You can rename the slider labels! Right-click the roll dimensions button (bottom-left) and double-click an axis label to edit it.

2D ↔ 3D Toggle¶
Click the 2D/3D button in the viewer button row to switch rendering modes. In 3D mode, click-drag to rotate the volume. Give it a try!

Overlays¶
napari can display helpful overlays on the canvas. Here are the most useful ones:
Floating Axes: View > Axes > Floating Axes Visible — shows axis labels in the corner of the canvas.
Scale bar: View > Scale Bar > Visible — displays the physical scale in real-world units. We’ll set units in Block 2.
Color bar: Right-click a layer or use Layers > Measure > Color Bar — shows the colormap-to-intensity mapping for the selected layer.
Layer Controls¶
With a layer selected in the layer list, the layer controls panel (top-left) lets you change how that layer appears. The most important controls:
Contrast limits — the brightness range; drag the sliders or click “auto”
Colormap — the colour used to map intensity values to pixels
Blending — how overlapping layers are composited (try
additive!)Opacity — layer transparency from 0 (invisible) to 1 (fully opaque)
Try adjusting these controls yourself — change the colormap of nuclei, lower
the opacity of membrane, or switch the blending mode to additive. The
changes are immediate, which makes exploring your data fast and intuitive.
Console Peek¶
napari has a built-in Python console — open it from Window > Console or click the leftmost viewer button. It lets you interact with the viewer programmatically while you explore:
# Type this in the console and press Enter:
viewer.layers['nuclei'].colormap = 'viridis'The console gives you access to the full napari Python API without leaving the GUI. It’s the bridge between point-and-click exploration and scripted analysis.
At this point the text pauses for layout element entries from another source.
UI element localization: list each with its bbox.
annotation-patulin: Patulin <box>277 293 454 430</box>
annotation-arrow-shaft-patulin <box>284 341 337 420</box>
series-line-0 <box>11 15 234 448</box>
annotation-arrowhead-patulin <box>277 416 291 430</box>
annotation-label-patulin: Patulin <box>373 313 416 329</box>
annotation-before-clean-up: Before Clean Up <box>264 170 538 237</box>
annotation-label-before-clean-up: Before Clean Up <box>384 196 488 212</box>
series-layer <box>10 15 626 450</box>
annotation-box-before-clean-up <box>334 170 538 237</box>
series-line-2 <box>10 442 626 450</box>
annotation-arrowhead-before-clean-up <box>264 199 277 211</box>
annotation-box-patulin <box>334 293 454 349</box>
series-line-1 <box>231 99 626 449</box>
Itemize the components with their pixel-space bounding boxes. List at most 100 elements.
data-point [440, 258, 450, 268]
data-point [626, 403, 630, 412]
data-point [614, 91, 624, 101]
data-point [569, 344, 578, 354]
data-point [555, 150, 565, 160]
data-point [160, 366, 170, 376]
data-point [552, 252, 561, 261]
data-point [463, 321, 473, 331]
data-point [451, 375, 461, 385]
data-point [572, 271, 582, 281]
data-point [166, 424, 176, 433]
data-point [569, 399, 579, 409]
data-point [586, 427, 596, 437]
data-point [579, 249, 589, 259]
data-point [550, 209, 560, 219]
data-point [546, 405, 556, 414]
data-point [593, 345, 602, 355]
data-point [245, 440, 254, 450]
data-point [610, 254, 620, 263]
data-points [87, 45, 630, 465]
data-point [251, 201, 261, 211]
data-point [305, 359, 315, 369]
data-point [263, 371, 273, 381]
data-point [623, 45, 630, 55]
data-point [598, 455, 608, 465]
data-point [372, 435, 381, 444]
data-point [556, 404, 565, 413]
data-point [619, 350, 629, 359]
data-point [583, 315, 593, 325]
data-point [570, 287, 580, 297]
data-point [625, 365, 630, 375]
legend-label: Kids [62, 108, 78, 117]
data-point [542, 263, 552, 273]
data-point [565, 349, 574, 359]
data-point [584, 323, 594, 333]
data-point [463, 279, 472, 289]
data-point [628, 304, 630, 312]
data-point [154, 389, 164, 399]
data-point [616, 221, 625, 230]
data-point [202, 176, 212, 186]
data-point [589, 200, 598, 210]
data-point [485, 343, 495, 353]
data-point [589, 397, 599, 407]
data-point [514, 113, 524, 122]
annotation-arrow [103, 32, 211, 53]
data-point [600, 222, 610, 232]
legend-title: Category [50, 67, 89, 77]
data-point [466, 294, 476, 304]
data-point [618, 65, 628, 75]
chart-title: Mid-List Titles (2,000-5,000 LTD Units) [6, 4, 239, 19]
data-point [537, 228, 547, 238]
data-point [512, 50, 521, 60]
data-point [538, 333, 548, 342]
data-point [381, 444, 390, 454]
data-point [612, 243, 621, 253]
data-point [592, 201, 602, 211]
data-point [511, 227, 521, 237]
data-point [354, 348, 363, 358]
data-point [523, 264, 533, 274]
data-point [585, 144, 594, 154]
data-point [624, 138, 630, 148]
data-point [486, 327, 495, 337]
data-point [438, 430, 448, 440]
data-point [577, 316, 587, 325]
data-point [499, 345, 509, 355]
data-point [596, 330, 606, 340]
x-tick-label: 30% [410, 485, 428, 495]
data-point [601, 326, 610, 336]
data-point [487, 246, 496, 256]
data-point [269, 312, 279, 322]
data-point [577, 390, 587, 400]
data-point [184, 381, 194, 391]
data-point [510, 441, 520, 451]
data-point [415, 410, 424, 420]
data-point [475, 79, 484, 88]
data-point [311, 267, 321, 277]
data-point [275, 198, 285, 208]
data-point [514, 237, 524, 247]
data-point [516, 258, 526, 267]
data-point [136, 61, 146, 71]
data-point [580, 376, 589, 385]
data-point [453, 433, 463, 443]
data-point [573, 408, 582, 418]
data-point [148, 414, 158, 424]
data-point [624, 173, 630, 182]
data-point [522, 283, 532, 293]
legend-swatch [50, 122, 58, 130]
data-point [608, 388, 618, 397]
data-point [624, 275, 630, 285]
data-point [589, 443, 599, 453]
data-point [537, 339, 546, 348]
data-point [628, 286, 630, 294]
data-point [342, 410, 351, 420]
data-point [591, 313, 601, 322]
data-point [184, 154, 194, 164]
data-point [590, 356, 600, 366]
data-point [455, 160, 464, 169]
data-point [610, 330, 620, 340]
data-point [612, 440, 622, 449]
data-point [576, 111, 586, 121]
Opening Files from the Command Line¶
napari can also run Python scripts — it reads them and executes them in the viewer. This is a great way to explore the napari gallery examples:
pixi run -e extend napari demos/everything.pyDrag-and-drop works too: download any .py file from the
napari gallery and drop it onto the
napari canvas. napari runs it automatically.
Speaking of which…
Gallery Exploration Breakout (10 min)¶
Recommended Examples¶
Displaying Xarray data in napari
Interactive Control Over Parallel Computations
Set Multiscale Resolution Level
Surface with texture and vertex colors
3D Vector field and image across time
Heart with multiple annotations
Tracks 3D
Surface with multiple textures
Sharing Time (3 min)¶
What did you find in the gallery? (check the Zulip stream for screenshots!)
Any surprising layer types or visualizations?
Questions about the interface before we dive into Python?
In Block 2, we’ll switch from clicking to coding — controlling napari entirely from Python, loading our own data, and setting physical scales for real-world measurements.